NIEHS / beethoven

BEETHOVEN is: Building an Extensible, rEproducible, Test-driven, Harmonized, Open-source, Versioned, ENsemble model for air quality
https://niehs.github.io/beethoven/
Other
4 stars 0 forks source link

Process ecoregion data #211

Closed sigmafelix closed 9 months ago

sigmafelix commented 9 months ago

This is a part of "Climate/Eco-Regions" entry in #186.


Ecoregion variables are not listed in our covariate table. However, I suppose the ecoregion variables need to be calculated from HUC-12 Ecoregion Indicators? The files are available at the link, which are divided into separate tables in ten Ecoregions. Data are reusable from the PrestoGP_Pesticides project directory in DDN. Literature reads that the possible pathway from Ecoregion to PM2.5 is [Ecoregion <-> vegetation types --> wildfire risk --> PM2.5]. Thus, it would make sense to include upstream factors on vegetation types that are plausible to be associated with PM2.5 measurements.

This issue is another agendum for next week's meeting. @Spatiotemporal-Exposures-and-Toxicology

Ecoregion

kyle-messier commented 9 months ago

@sigmafelix I do think the EPA ecoregions could have some additional value on top of the Koppen climate regions you've claculated. I also think there are shapefiles for Ecoregions 3 or 4 that would be easy to spatial join directly with our data and no need to go through the HUC data. Ecoregions level 2 (about 15 classes) could be sufficient. Adding level 3 may be nice but introduces 80+ additional indicator varibles - unless you want to calculate fraction of ecoregion variables.
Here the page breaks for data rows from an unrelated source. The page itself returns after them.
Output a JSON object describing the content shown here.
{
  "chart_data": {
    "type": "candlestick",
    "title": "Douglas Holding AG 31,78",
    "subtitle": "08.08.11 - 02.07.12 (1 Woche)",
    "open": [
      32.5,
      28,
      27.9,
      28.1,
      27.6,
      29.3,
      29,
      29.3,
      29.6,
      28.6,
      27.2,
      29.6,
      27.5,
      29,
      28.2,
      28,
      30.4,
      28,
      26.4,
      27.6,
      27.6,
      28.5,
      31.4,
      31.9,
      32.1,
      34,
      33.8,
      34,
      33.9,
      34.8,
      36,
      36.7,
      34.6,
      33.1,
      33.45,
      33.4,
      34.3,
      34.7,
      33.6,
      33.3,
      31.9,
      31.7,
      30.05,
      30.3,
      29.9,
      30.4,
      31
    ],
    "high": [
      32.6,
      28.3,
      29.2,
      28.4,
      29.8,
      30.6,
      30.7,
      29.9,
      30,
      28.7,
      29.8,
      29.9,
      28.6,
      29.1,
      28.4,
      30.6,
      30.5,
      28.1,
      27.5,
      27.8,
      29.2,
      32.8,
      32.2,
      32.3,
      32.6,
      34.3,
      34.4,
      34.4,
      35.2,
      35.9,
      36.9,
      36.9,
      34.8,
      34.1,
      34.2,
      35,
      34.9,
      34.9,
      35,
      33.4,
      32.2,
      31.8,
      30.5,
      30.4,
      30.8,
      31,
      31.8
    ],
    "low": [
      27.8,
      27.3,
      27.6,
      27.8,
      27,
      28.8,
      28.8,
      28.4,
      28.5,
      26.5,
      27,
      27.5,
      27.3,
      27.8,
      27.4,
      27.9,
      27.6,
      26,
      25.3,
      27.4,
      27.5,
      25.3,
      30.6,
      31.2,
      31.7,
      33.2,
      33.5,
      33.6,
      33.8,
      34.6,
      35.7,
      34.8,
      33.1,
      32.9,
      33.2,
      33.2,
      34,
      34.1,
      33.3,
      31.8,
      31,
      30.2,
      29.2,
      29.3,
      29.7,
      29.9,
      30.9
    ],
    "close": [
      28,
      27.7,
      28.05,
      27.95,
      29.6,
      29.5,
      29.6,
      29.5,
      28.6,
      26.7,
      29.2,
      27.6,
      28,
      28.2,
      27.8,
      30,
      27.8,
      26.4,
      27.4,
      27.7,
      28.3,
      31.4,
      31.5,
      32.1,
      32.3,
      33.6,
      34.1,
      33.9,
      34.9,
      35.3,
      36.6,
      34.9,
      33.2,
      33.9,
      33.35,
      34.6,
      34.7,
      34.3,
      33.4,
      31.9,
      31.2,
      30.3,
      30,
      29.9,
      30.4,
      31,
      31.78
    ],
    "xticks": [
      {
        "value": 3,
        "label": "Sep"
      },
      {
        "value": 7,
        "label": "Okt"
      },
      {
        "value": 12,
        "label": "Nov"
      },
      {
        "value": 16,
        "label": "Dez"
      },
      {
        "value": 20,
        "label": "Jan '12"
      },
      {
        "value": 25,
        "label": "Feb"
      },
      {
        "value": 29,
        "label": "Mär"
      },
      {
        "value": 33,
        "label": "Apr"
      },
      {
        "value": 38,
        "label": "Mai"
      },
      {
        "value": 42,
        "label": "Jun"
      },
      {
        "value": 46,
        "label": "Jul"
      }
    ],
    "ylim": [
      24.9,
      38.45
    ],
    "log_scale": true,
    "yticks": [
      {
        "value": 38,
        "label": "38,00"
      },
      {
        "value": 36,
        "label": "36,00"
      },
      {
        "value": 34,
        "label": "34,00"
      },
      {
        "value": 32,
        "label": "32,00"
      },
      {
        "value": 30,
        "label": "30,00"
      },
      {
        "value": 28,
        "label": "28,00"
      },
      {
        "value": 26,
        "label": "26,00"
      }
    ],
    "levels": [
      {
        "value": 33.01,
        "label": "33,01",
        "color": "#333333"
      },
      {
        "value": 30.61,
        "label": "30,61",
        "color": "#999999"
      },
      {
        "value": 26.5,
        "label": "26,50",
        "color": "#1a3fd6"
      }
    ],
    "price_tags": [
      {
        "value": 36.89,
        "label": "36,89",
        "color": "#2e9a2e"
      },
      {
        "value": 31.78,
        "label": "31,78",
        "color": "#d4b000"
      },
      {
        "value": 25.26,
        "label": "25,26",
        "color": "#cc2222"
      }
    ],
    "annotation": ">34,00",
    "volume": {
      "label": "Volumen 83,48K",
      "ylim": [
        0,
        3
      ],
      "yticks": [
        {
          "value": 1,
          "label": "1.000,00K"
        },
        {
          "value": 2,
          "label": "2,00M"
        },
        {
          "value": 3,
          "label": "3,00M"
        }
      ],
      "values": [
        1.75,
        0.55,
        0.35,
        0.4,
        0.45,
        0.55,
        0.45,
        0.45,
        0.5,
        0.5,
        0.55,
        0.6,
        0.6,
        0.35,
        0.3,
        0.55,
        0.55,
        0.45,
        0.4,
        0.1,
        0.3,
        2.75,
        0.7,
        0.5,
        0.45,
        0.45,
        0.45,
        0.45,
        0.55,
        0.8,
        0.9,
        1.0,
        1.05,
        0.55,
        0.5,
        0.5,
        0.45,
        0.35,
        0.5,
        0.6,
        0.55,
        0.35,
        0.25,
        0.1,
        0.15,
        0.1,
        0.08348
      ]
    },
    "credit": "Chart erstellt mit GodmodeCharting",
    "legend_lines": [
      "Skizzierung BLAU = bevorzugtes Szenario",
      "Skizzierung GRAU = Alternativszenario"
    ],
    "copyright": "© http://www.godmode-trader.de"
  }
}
sigmafelix commented 9 months ago

@Spatiotemporal-Exposures-and-Toxicology Thank you for the comment. I will use Ecoregion levels 3 and 4 to perform spatial joins to extract indicator variables for Ecoregions.

sigmafelix commented 9 months ago

A site in Portland, ME is outside the Ecoregion polygons (below). I will make it snapped to the nearest polygon then do spatial join. Ecoregion binary variables are not listed in the covariate table; I will add them to the table as well.

image

sigmafelix commented 9 months ago

@Spatiotemporal-Exposures-and-Toxicology

No site will get a level 2 ecoregion "13.1 UPPER GILA MOUNTAINS". I think all-zero values in a category will not contribute to predict at points in the region even if variable selection or prescreening will be performed before the model fitting. Do we keep all-zero fields like this case later?

sigmafelix commented 9 months ago

The calculation is completed. The results do not include all-zero categories at the moment.